Appena la fanfara dei carabinieri intona per la prima volta in una inaugurazione dell’anno giudiziario milanese l’inno di Mameli, nell’Aula magna le «squadre» sembrano già in tensione pre-partita, ma di un match «telefonato» ormai da giorni di non memorabile batti e ribatti polemico, a seguito della inusuale lettera azzardata dagli avvocati penalisti finanche al presidente Mattarella (e non a caso liquidata come «irrispettosa» dal Comitato di presidenza del Csm) per chiedere di non mandare il consigliere Piercamillo Davigo a rappresentare l’istituzione.
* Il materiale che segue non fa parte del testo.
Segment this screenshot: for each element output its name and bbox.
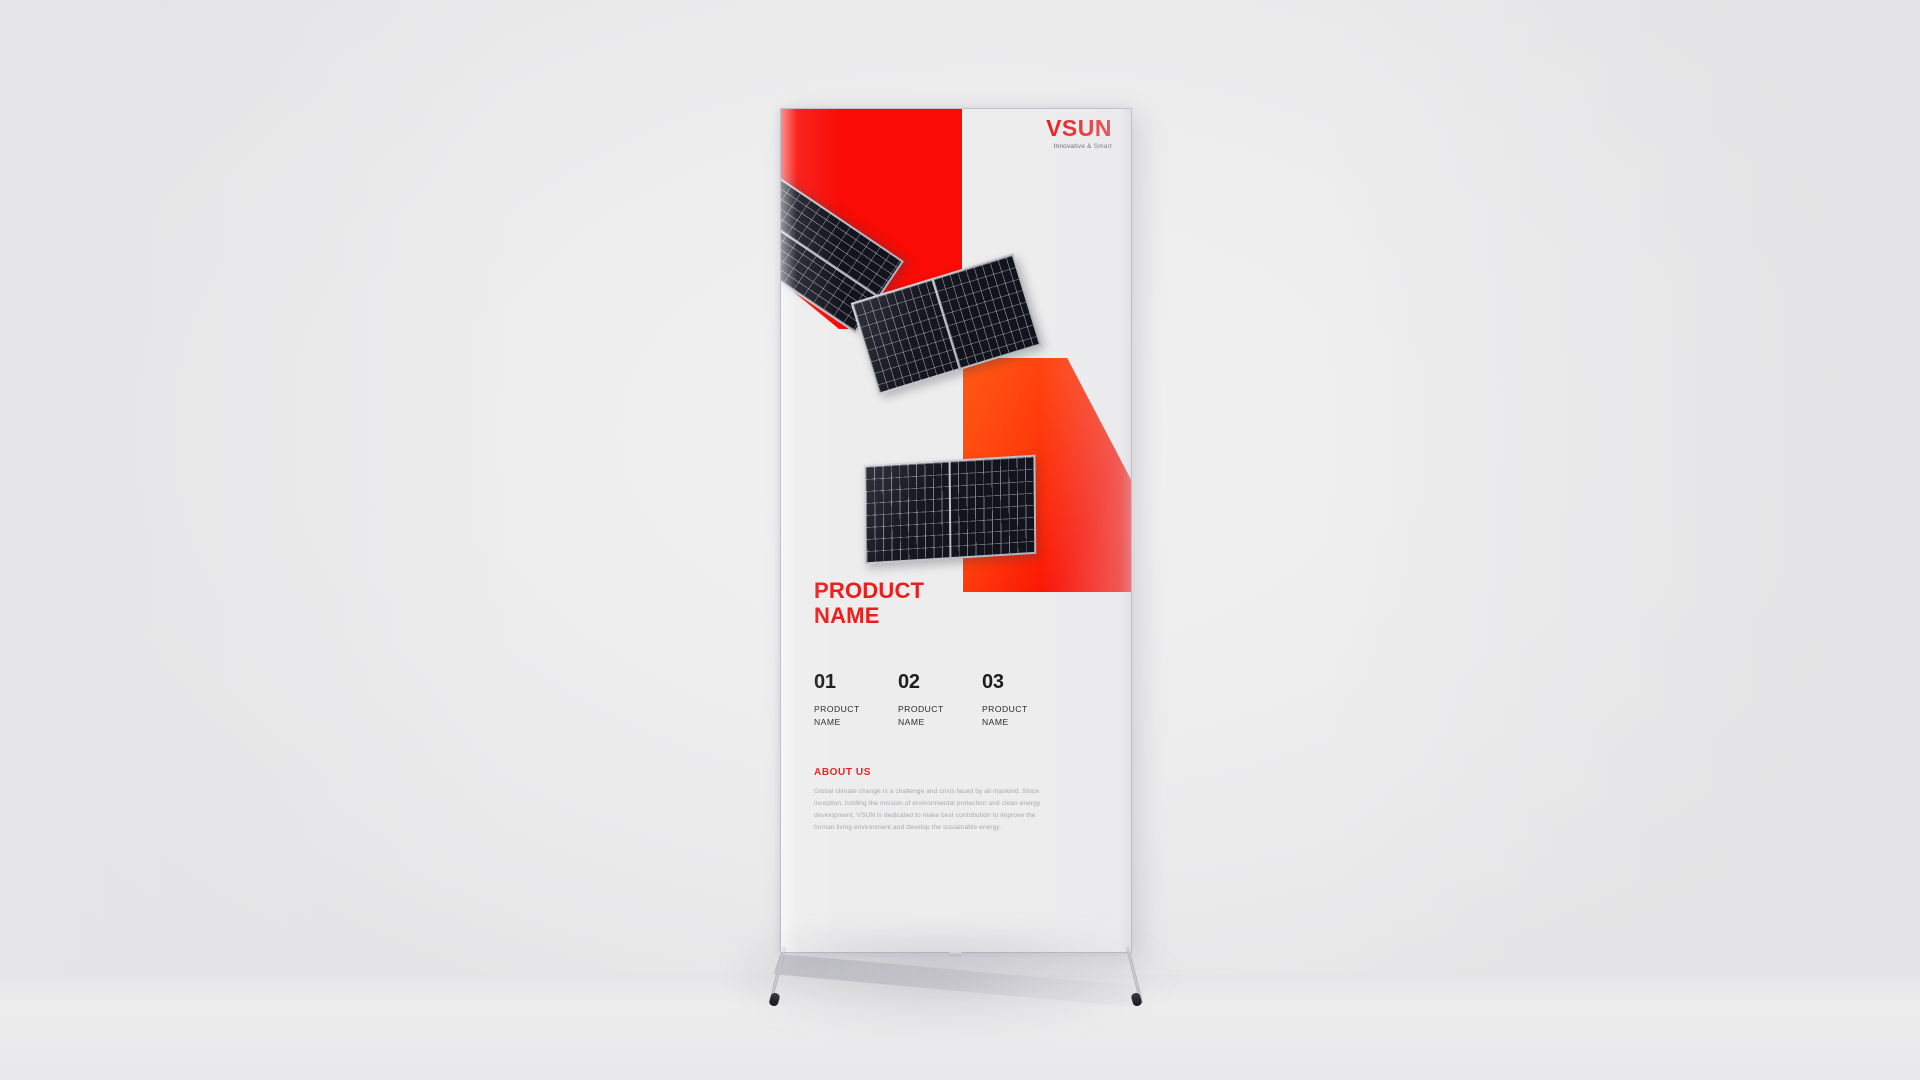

Stanchi di sentirsi definire una categoria di «pagati a pie’ di lista per tutti gli atti compiuti» nel gratuito patrocinio degli imputati non abbienti dove «compiono più atti possibile per aumentare la parcella» (schema in realtà non possibile visto che il sistema di liquidazione è per fasi), e scandalizzati dalla gag cabarettistica di Davigo sull’uxoricidio più conveniente del divorzio perché ce la si caverebbe con 4 anni (matematicamente impossibile), gli avvocati scaldano i muscoli distribuendosi i fogli con gli articoli 24, 27 e 111 della Costituzione (diritto inviolabile alla difesa, presunzione d’innocenza, giusto processo): quelli che poi sventolano, in 120 a beneficio di tv e fotografi, quando lasciano la sala appena Davigo inizia a parlare.

«Veto ad personam»

I magistrati in platea, invece, punteggiano di prolungati applausi la presidente della Corte d’appello Marina Tavassi «lieta di accogliere» chi «per tanti anni abbiamo avuto qui protagonista», il procuratore generale Roberto Alfonso quando gli rinnova «la nostra solidale amicizia», e il presidente Anm Luca Poniz che critica «gravemente impropri» l’«ostracismo preventivo» e il «veto ad personam». «Ci siamo allontanati — rimanda al mittente Andrea Soliani, presidente della Camera penale — così come nel 2010 si allontanarono alcuni magistrati milanesi in occasione dell’intervento di un rappresentante del governo, senza che per questo fossero etichettati come antidemocratici». Davigo non c’è già più, andatosene subito dopo la pausa successiva alla proclamazione formale d’apertura, senza far cenno alla polemica ma preferendo trattare le incognite del «procuratore europeo, autorità sovranazionale che impartirà ordini alla polizia giudiziaria italiana».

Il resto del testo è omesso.